Editor’s Note: In this new feature, the Greenhouse Grower varieties team will choose one noteworthy variety each month we think is worth bringing to your attention. Then we’ll share growers’ and breeders’ perspectives on the best ways to produce it successfully at your operation. This month we focus on the hardy Coreopsis UpTick series, winner of Greenhouse Grower’s 2016 Industry’s Choice Medal of Excellence for Breeding.
Growing Tips From John Wilson, Seville Farms
When asked about producing Coreopsis UpTick, John Wilson says he doesn’t have much to say because it was so easy to grow. Wilson, a Corporate Grower for Seville Farms, says based on the new series’ strong performance during the trialing he has done so far, the nursery ordered a large quantity of the plants for future growing.

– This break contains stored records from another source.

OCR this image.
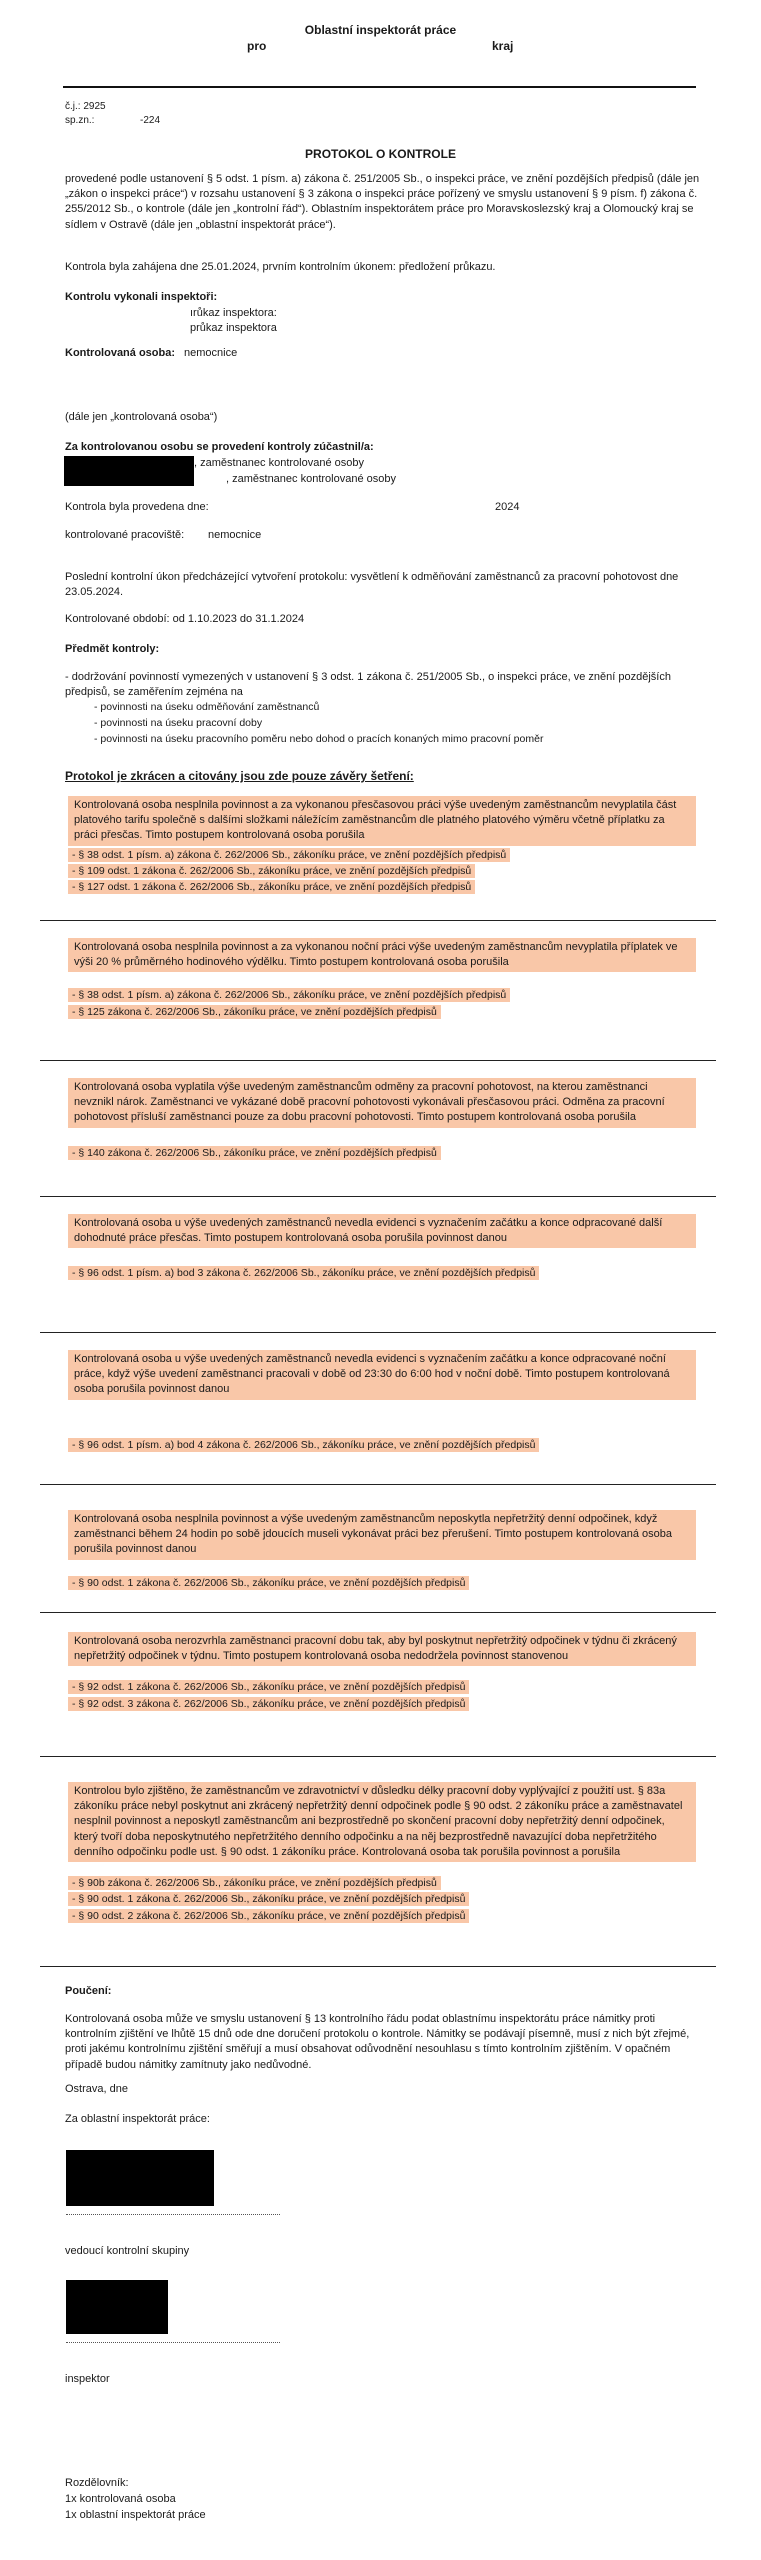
Oblastní inspektorát práce
pro	kraj
č.j.: 2925
sp.zn.:	-224
PROTOKOL O KONTROLE
provedené podle ustanovení § 5 odst. 1 písm. a) zákona č. 251/2005 Sb., o inspekci práce, ve znění pozdějších předpisů (dále jen „zákon o inspekci práce“) v rozsahu ustanovení § 3 zákona o inspekci práce pořízený ve smyslu ustanovení § 9 písm. f) zákona č. 255/2012 Sb., o kontrole (dále jen „kontrolní řád“). Oblastním inspektorátem práce pro Moravskoslezský kraj a Olomoucký kraj se sídlem v Ostravě (dále jen „oblastní inspektorát práce“).
Kontrola byla zahájena dne 25.01.2024, prvním kontrolním úkonem: předložení průkazu.
Kontrolu vykonali inspektoři:
ırůkaz inspektora:
průkaz inspektora
Kontrolovaná osoba: nemocnice
(dále jen „kontrolovaná osoba“)
Za kontrolovanou osobu se provedení kontroly zúčastnil/a:
, zaměstnanec kontrolované osoby
, zaměstnanec kontrolované osoby
Kontrola byla provedena dne:	2024
kontrolované pracoviště:	nemocnice
Poslední kontrolní úkon předcházející vytvoření protokolu: vysvětlení k odměňování zaměstnanců za pracovní pohotovost dne 23.05.2024.
Kontrolované období: od 1.10.2023 do 31.1.2024
Předmět kontroly:
- dodržování povinností vymezených v ustanovení § 3 odst. 1 zákona č. 251/2005 Sb., o inspekci práce, ve znění pozdějších předpisů, se zaměřením zejména na
- povinnosti na úseku odměňování zaměstnanců
- povinnosti na úseku pracovní doby
- povinnosti na úseku pracovního poměru nebo dohod o pracích konaných mimo pracovní poměr
Protokol je zkrácen a citovány jsou zde pouze závěry šetření:
Kontrolovaná osoba nesplnila povinnost a za vykonanou přesčasovou práci výše uvedeným zaměstnancům nevyplatila část platového tarifu společně s dalšími složkami náležícím zaměstnancům dle platného platového výměru včetně příplatku za práci přesčas. Timto postupem kontrolovaná osoba porušila
- § 38 odst. 1 písm. a) zákona č. 262/2006 Sb., zákoníku práce, ve znění pozdějších předpisů
- § 109 odst. 1 zákona č. 262/2006 Sb., zákoníku práce, ve znění pozdějších předpisů
- § 127 odst. 1 zákona č. 262/2006 Sb., zákoníku práce, ve znění pozdějších předpisů
Kontrolovaná osoba nesplnila povinnost a za vykonanou noční práci výše uvedeným zaměstnancům nevyplatila příplatek ve výši 20 % průměrného hodinového výdělku. Timto postupem kontrolovaná osoba porušila
- § 38 odst. 1 písm. a) zákona č. 262/2006 Sb., zákoníku práce, ve znění pozdějších předpisů
- § 125 zákona č. 262/2006 Sb., zákoníku práce, ve znění pozdějších předpisů
Kontrolovaná osoba vyplatila výše uvedeným zaměstnancům odměny za pracovní pohotovost, na kterou zaměstnanci nevznikl nárok. Zaměstnanci ve vykázané době pracovní pohotovosti vykonávali přesčasovou práci. Odměna za pracovní pohotovost přísluší zaměstnanci pouze za dobu pracovní pohotovosti. Timto postupem kontrolovaná osoba porušila
- § 140 zákona č. 262/2006 Sb., zákoníku práce, ve znění pozdějších předpisů
Kontrolovaná osoba u výše uvedených zaměstnanců nevedla evidenci s vyznačením začátku a konce odpracované další dohodnuté práce přesčas. Timto postupem kontrolovaná osoba porušila povinnost danou
- § 96 odst. 1 písm. a) bod 3 zákona č. 262/2006 Sb., zákoníku práce, ve znění pozdějších předpisů
Kontrolovaná osoba u výše uvedených zaměstnanců nevedla evidenci s vyznačením začátku a konce odpracované noční práce, když výše uvedení zaměstnanci pracovali v době od 23:30 do 6:00 hod v noční době. Timto postupem kontrolovaná osoba porušila povinnost danou
- § 96 odst. 1 písm. a) bod 4 zákona č. 262/2006 Sb., zákoníku práce, ve znění pozdějších předpisů
Kontrolovaná osoba nesplnila povinnost a výše uvedeným zaměstnancům neposkytla nepřetržitý denní odpočinek, když zaměstnanci během 24 hodin po sobě jdoucích museli vykonávat práci bez přerušení. Timto postupem kontrolovaná osoba porušila povinnost danou
- § 90 odst. 1 zákona č. 262/2006 Sb., zákoníku práce, ve znění pozdějších předpisů
Kontrolovaná osoba nerozvrhla zaměstnanci pracovní dobu tak, aby byl poskytnut nepřetržitý odpočinek v týdnu či zkrácený nepřetržitý odpočinek v týdnu. Timto postupem kontrolovaná osoba nedodržela povinnost stanovenou
- § 92 odst. 1 zákona č. 262/2006 Sb., zákoníku práce, ve znění pozdějších předpisů
- § 92 odst. 3 zákona č. 262/2006 Sb., zákoníku práce, ve znění pozdějších předpisů
Kontrolou bylo zjištěno, že zaměstnancům ve zdravotnictví v důsledku délky pracovní doby vyplývající z použití ust. § 83a zákoníku práce nebyl poskytnut ani zkrácený nepřetržitý denní odpočinek podle § 90 odst. 2 zákoníku práce a zaměstnavatel nesplnil povinnost a neposkytl zaměstnancům ani bezprostředně po skončení pracovní doby nepřetržitý denní odpočinek, který tvoří doba neposkytnutého nepřetržitého denního odpočinku a na něj bezprostředně navazující doba nepřetržitého denního odpočinku podle ust. § 90 odst. 1 zákoníku práce. Kontrolovaná osoba tak porušila povinnost a porušila
- § 90b zákona č. 262/2006 Sb., zákoníku práce, ve znění pozdějších předpisů
- § 90 odst. 1 zákona č. 262/2006 Sb., zákoníku práce, ve znění pozdějších předpisů
- § 90 odst. 2 zákona č. 262/2006 Sb., zákoníku práce, ve znění pozdějších předpisů
Poučení:
Kontrolovaná osoba může ve smyslu ustanovení § 13 kontrolního řádu podat oblastnímu inspektorátu práce námitky proti kontrolním zjištění ve lhůtě 15 dnů ode dne doručení protokolu o kontrole. Námitky se podávají písemně, musí z nich být zřejmé, proti jakému kontrolnímu zjištění směřují a musí obsahovat odůvodnění nesouhlasu s tímto kontrolním zjištěním. V opačném případě budou námitky zamítnuty jako nedůvodné.
Ostrava, dne
Za oblastní inspektorát práce:
vedoucí kontrolní skupiny
inspektor
Rozdělovník:
1x kontrolovaná osoba
1x oblastní inspektorát práce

“If breeders were looking to come up with something that says ‘wow,’ they have done it with the UpTick Series,” Wilson says. “It was easy to grow, quick to fill out and flower, and didn’t need plant growth regulators.”
Wilson says one of the plant’s benefits is its fast finish. The first trial he did was in late February. He started the plants in 50-cell liners and finished them in 2.5-quart pots. With a smaller liner used as input, the grow time might be a few weeks longer, but still should be a fast finish. The plants were ready in six or seven weeks, with lots of color and good branching by the third week of April. Wilson began running a second trial in June to see how the series handles a Texas summer.
Here are a few things to note from Wilson’s trial experience:
Pinching: One pinch in the liner
Growth media: Peat-Lite or bark mix. Wilson chose straight peat mix for his trials.
Irrigation: Wilson says the plants didn’t get watered as well as they should have in the trial greenhouse for a period. Still, they tolerated the abuse pretty well.
Lighting: Wilson did not use supplemental lighting, although he says growers in certain areas might use interrupted night lighting if they desire a very early finish.
Disease: Wilson says the coreopsis resided next to some veronica plants during the trial. The veronica had problems with mildew while the Uptick coreopsis stayed clean.
Nutrition: Wilson used a low to medium rate of slow release fertilizer. He says 200 ppm nitrogen on a constant basis would be more than adequate.
Temperatures: Trial plants were grown with low 40°Fs night temperatures, and 55°F to 70°F day temperatures. “Pretty much whatever nature gave us,” Wilson says.